ファルパル
(Pharpar)
ナアマンが「イスラエルのすべての水」に勝っていると考えた「ダマスカスの[二本の]川」の一つ。(王二 5:12)ナアマンがファルパルを2番目に挙げていることは,それが小さいほうの流れであったことを示唆しているのかもしれません。この川は普通,ナフル・エル・アワジと結び付けられています。ナフル・バラダ(アバナと同定されている)を除くと,それはダマスカス周辺では唯一の独立した流れです。しかしアワジの水量はバラダの水量の約4分の1です。合流してアワジを形成している幾つかの小さな流れはヘルモン山の東斜面に源を発しており,ダマスカスの南西約30㌔のところで合流しています。この地点からその川は深くて岩の多い水路を蛇行し,最終的にはダマスカスの南東にある沼地に姿を没します。この川(源流も含む)の総延長は直線距離にして約64㌔あります。

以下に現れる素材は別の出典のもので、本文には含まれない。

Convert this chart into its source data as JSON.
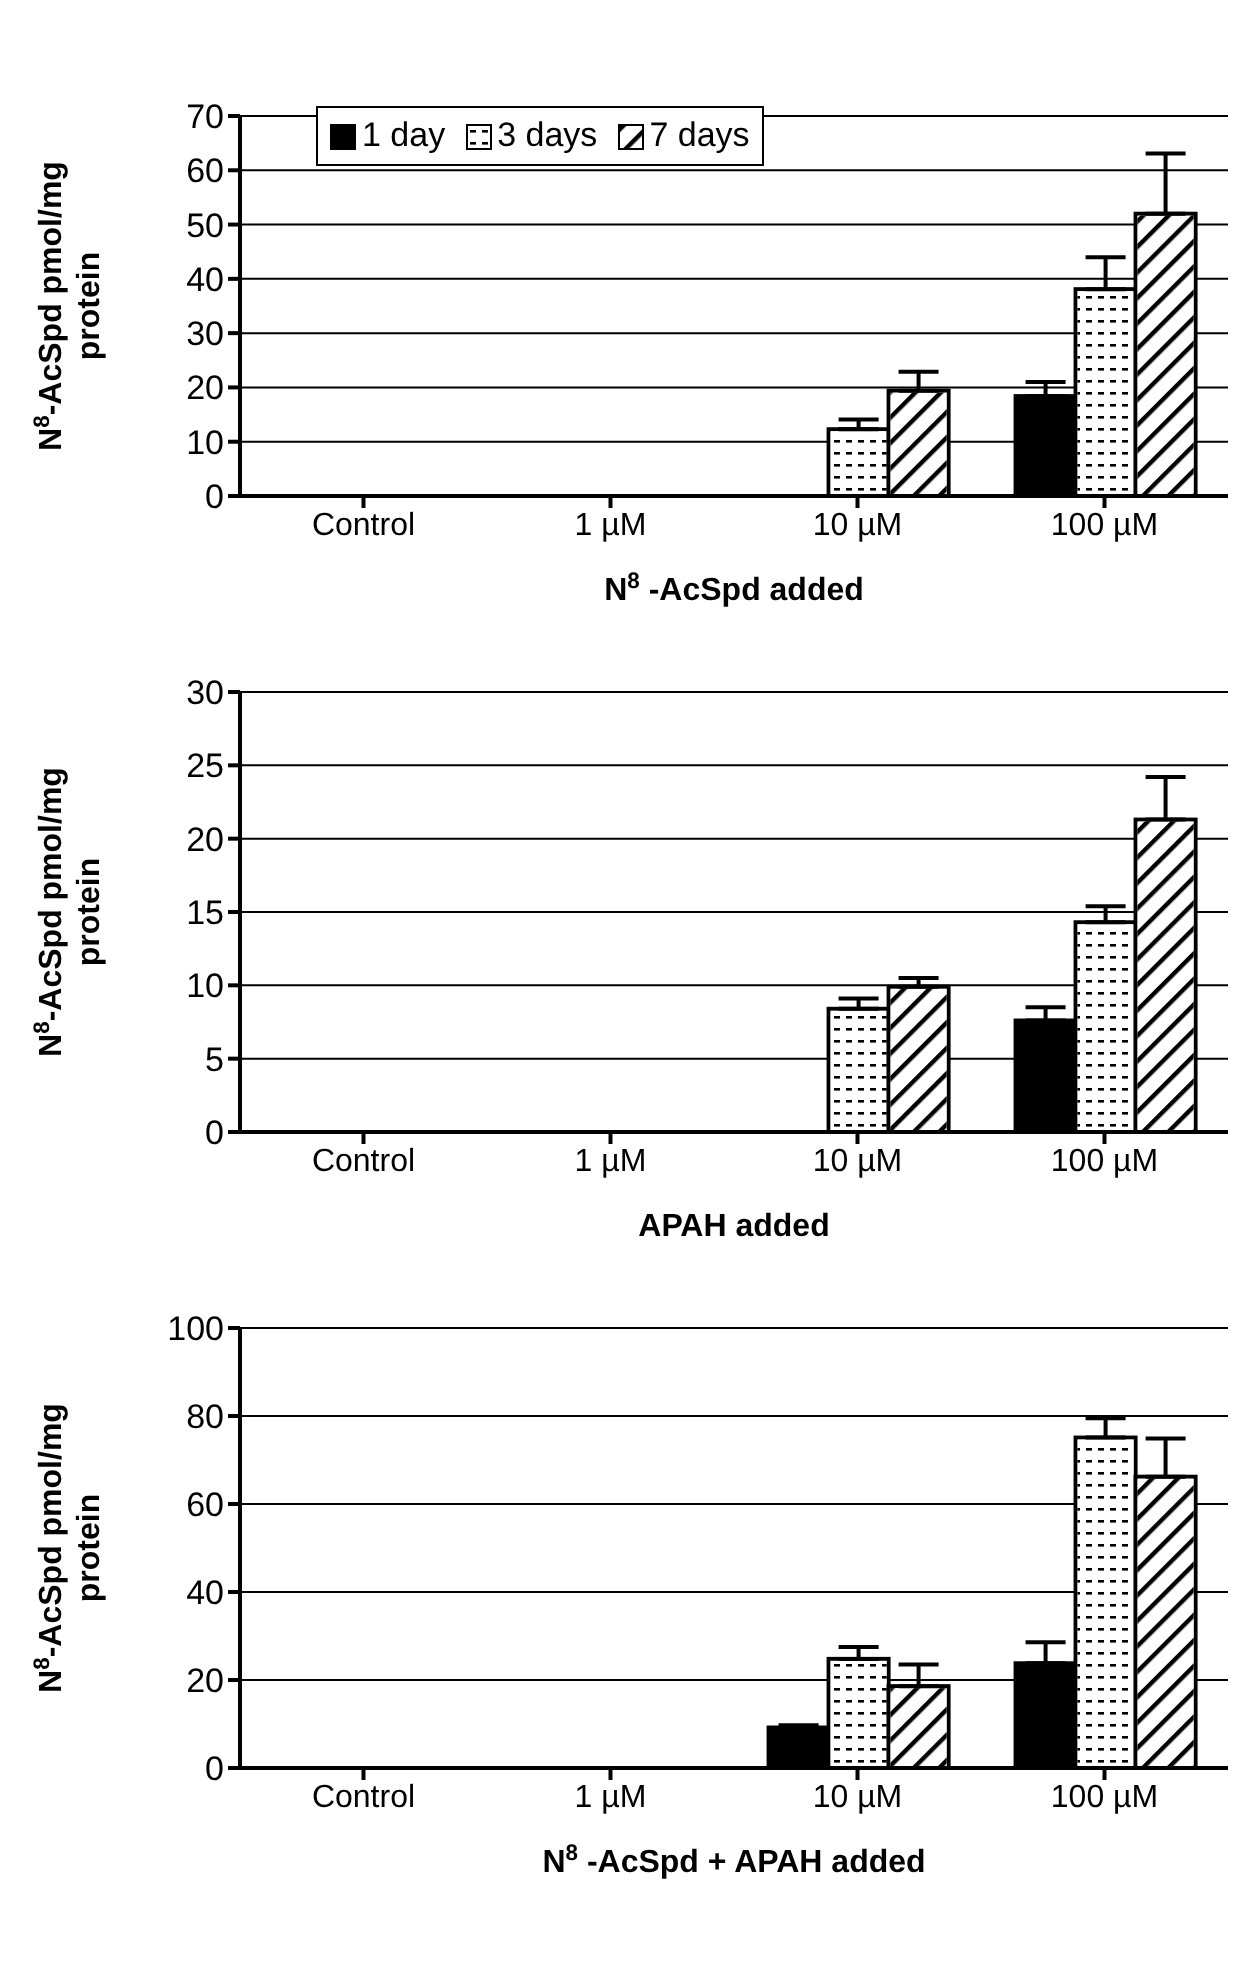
{
  "chart_data": [
    {
      "type": "bar",
      "categories": [
        "Control",
        "1 µM",
        "10 µM",
        "100 µM"
      ],
      "xlabel": "N$^{8}$ -AcSpd added",
      "ylabel": "N$^{8}$-AcSpd pmol/mg protein",
      "ylim": [
        0,
        70
      ],
      "yticks": [
        0,
        10,
        20,
        30,
        40,
        50,
        60,
        70
      ],
      "grid": "y",
      "legend": "top left",
      "series": [
        {
          "name": "1 day",
          "color": "#000000",
          "values": [
            null,
            null,
            null,
            18.4
          ],
          "errors": [
            null,
            null,
            null,
            [
              18.4,
              21.0
            ]
          ]
        },
        {
          "name": "3 days",
          "color": "#ffffff",
          "values": [
            null,
            null,
            12.3,
            38.1
          ],
          "errors": [
            null,
            null,
            [
              12.3,
              14.1
            ],
            [
              38.1,
              44.0
            ]
          ]
        },
        {
          "name": "7 days",
          "color": "#ffffff",
          "values": [
            null,
            null,
            19.4,
            52.0
          ],
          "errors": [
            null,
            null,
            [
              19.4,
              22.9
            ],
            [
              52.0,
              63.1
            ]
          ]
        }
      ]
    },
    {
      "type": "bar",
      "categories": [
        "Control",
        "1 µM",
        "10 µM",
        "100 µM"
      ],
      "xlabel": "APAH added",
      "ylabel": "N$^{8}$-AcSpd pmol/mg protein",
      "ylim": [
        0,
        30
      ],
      "yticks": [
        0,
        5,
        10,
        15,
        20,
        25,
        30
      ],
      "grid": "y",
      "series": [
        {
          "color": "#000000",
          "values": [
            null,
            null,
            null,
            7.6
          ],
          "errors": [
            null,
            null,
            null,
            [
              7.6,
              8.5
            ]
          ]
        },
        {
          "color": "#ffffff",
          "values": [
            null,
            null,
            8.4,
            14.3
          ],
          "errors": [
            null,
            null,
            [
              8.4,
              9.1
            ],
            [
              14.3,
              15.4
            ]
          ]
        },
        {
          "color": "#ffffff",
          "values": [
            null,
            null,
            9.9,
            21.3
          ],
          "errors": [
            null,
            null,
            [
              9.9,
              10.5
            ],
            [
              21.3,
              24.2
            ]
          ]
        }
      ]
    },
    {
      "type": "bar",
      "categories": [
        "Control",
        "1 µM",
        "10 µM",
        "100 µM"
      ],
      "xlabel": "N$^{8}$ -AcSpd + APAH added",
      "ylabel": "N$^{8}$-AcSpd pmol/mg protein",
      "ylim": [
        0,
        100
      ],
      "yticks": [
        0,
        20,
        40,
        60,
        80,
        100
      ],
      "grid": "y",
      "series": [
        {
          "color": "#000000",
          "values": [
            null,
            null,
            9.2,
            23.8
          ],
          "errors": [
            null,
            null,
            [
              9.2,
              9.7
            ],
            [
              23.8,
              28.6
            ]
          ]
        },
        {
          "color": "#ffffff",
          "values": [
            null,
            null,
            24.8,
            75.1
          ],
          "errors": [
            null,
            null,
            [
              24.8,
              27.5
            ],
            [
              75.1,
              79.5
            ]
          ]
        },
        {
          "color": "#ffffff",
          "values": [
            null,
            null,
            18.6,
            66.2
          ],
          "errors": [
            null,
            null,
            [
              18.6,
              23.5
            ],
            [
              66.2,
              74.9
            ]
          ]
        }
      ]
    }
  ]
}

上記の同定に対して提起されているおもな反対意見は,アワジがダマスカスの約15㌔およびそれ以上南を流れているため,実際には「ダマスカスの川」ではないというものです。この理由で,ファルパルをナフル・バラダの支流であるナフル・タウラと同定することを好む人もいます。しかし,ナアマンはダマスカスと述べた時,ナフル・エル・アワジが流れるダマスカス平野を含めていたのかもしれません。